Warren Tolman would have been a superior candidate for governor much less Attorney General. Watertown town meeting member, State Representative, State Senator; retired to private practice as an attorney of distinction. his brother Steven Tolman is a major, long time labor leader in our state. Tolman speaks impressively, has commanding presence, should easily be nominated and just as readily elected over the very honorable but politically nowhere, Republican nominee, John Miller of Winchester.
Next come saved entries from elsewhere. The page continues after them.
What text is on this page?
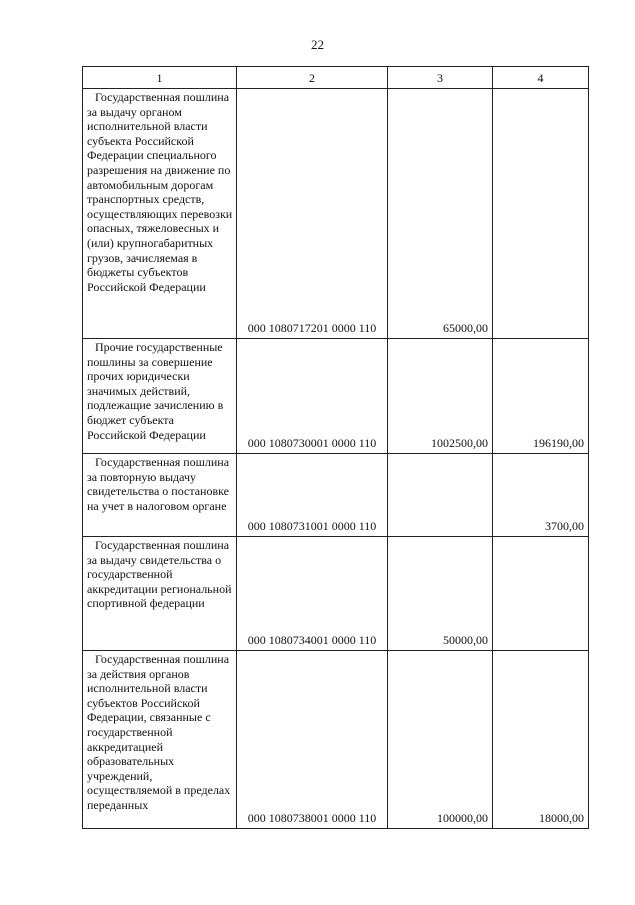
22
1	2	3	4

Государственная пошлина за выдачу органом исполнительной власти субъекта Российской Федерации специального разрешения на движение по автомобильным дорогам транспортных средств, осуществляющих перевозки опасных, тяжеловесных и (или) крупногабаритных грузов, зачисляемая в бюджеты субъектов Российской Федерации	000 1080717201 0000 110	65000,00	

Прочие государственные пошлины за совершение прочих юридически значимых действий, подлежащие зачислению в бюджет субъекта Российской Федерации	000 1080730001 0000 110	1002500,00	196190,00

Государственная пошлина за повторную выдачу свидетельства о постановке на учет в налоговом органе	000 1080731001 0000 110		3700,00

Государственная пошлина за выдачу свидетельства о государственной аккредитации региональной спортивной федерации	000 1080734001 0000 110	50000,00	

Государственная пошлина за действия органов исполнительной власти субъектов Российской Федерации, связанные с государственной аккредитацией образовательных учреждений, осуществляемой в пределах переданных	000 1080738001 0000 110	100000,00	18000,00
Except that Tolman has a rival of almost equal resume and who is a very eloquent speaker to boot. Maura Healey currently serves as Martha Coakley’s top Att0rney General assistant and claims insider status : she knows the office and has alrready worked — successfully, passionately — on the issues it confronts. At a recent met and greet at Canary Square in Jamaica Plain — hosted by District City councillor Matt O’Malley, Healey spoke forcefully on point, hitting the bullseye on every count, from civil rights to consumer protection to mortgage lender confrontations. She also looked terrific — and yes, that may seem like a sexist remark, but it still matters a lot where a female candidate is at issue. (and is there something wrong with looking one’s best ? I hope not.)
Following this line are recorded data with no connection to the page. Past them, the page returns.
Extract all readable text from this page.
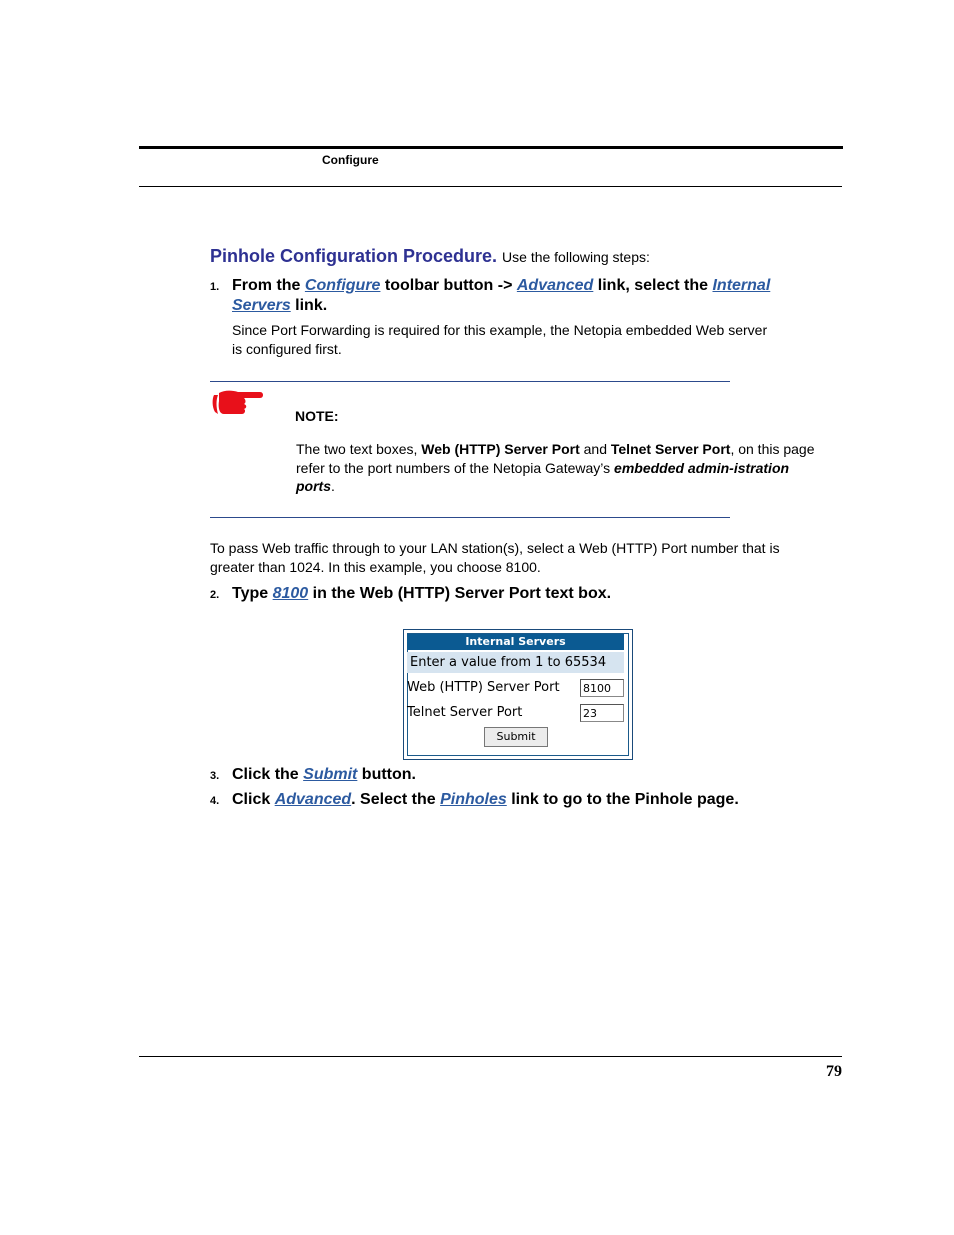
Configure
Pinhole Configuration Procedure. Use the following steps:
1. From the Configure toolbar button -> Advanced link, select the Internal
Servers link.
Since Port Forwarding is required for this example, the Netopia embedded Web server
is configured first.
NOTE:
The two text boxes, Web (HTTP) Server Port and Telnet Server Port, on this page refer to the port numbers of the Netopia Gateway’s embedded admin-istration ports.
To pass Web traffic through to your LAN station(s), select a Web (HTTP) Port number that is
greater than 1024. In this example, you choose 8100.
2. Type 8100 in the Web (HTTP) Server Port text box.
Internal Servers
Enter a value from 1 to 65534
Web (HTTP) Server Port 8100
Telnet Server Port	23
Submit
3. Click the Submit button.
4. Click Advanced. Select the Pinholes link to go to the Pinhole page.
79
Tolman will NOT get the authoritative better of Healey. But neither will she get the better of him. When it comes to fund raising, both candidates show major clout. Each has raised more than four of the seven or eight) Governor candidates. Below is a tally of each’s fundraising since March 1, 2014 :

Tolman :

raised March 1 -1 5 41,217.97
raised March 16-31 94,598.47
raised April 1 – 15 56,310.00
raised April 16-30 75,161.50
raised May 1 – 15 64,177.48
raised May 16-31 98,979.88
— ending balance 766,262.14

Healey

raised March 1 -15 19,651.86
raised March 16-31 81,736.11
raised April 1 – 15 25,145.90
raised April 16-30 81,377.81
raised May 1- 15 23,474.61
raised May 16-31 79,498.89
— ending balance 484,884.90

The money says that Healey is an underdog. So does her following : it’s weighted heavily to the Progressive side, representing about one-third — not more — of activist Democrats. Tolman, on the other hand, commands big support from labor — as you’d expect — and from legislators and establishment types.

Tolman hasn’t set priorities yet, and it’s unlikely he will concentrate on cutting edge legal strategies. Healey will surely oversee the state’s three casino projects rigorously ; she opposes casinos but acknowledges that our State is probably going to have them. Tolman’s labor supporters very much want the casinos for the jobs they will bring.

All this said, both candidates merit a strong thumbs up from this journalist, and they have it. It may be a cowardly decision on my part, but i am going to say it anyway : readers, pick either candidate. You won’t go wrong.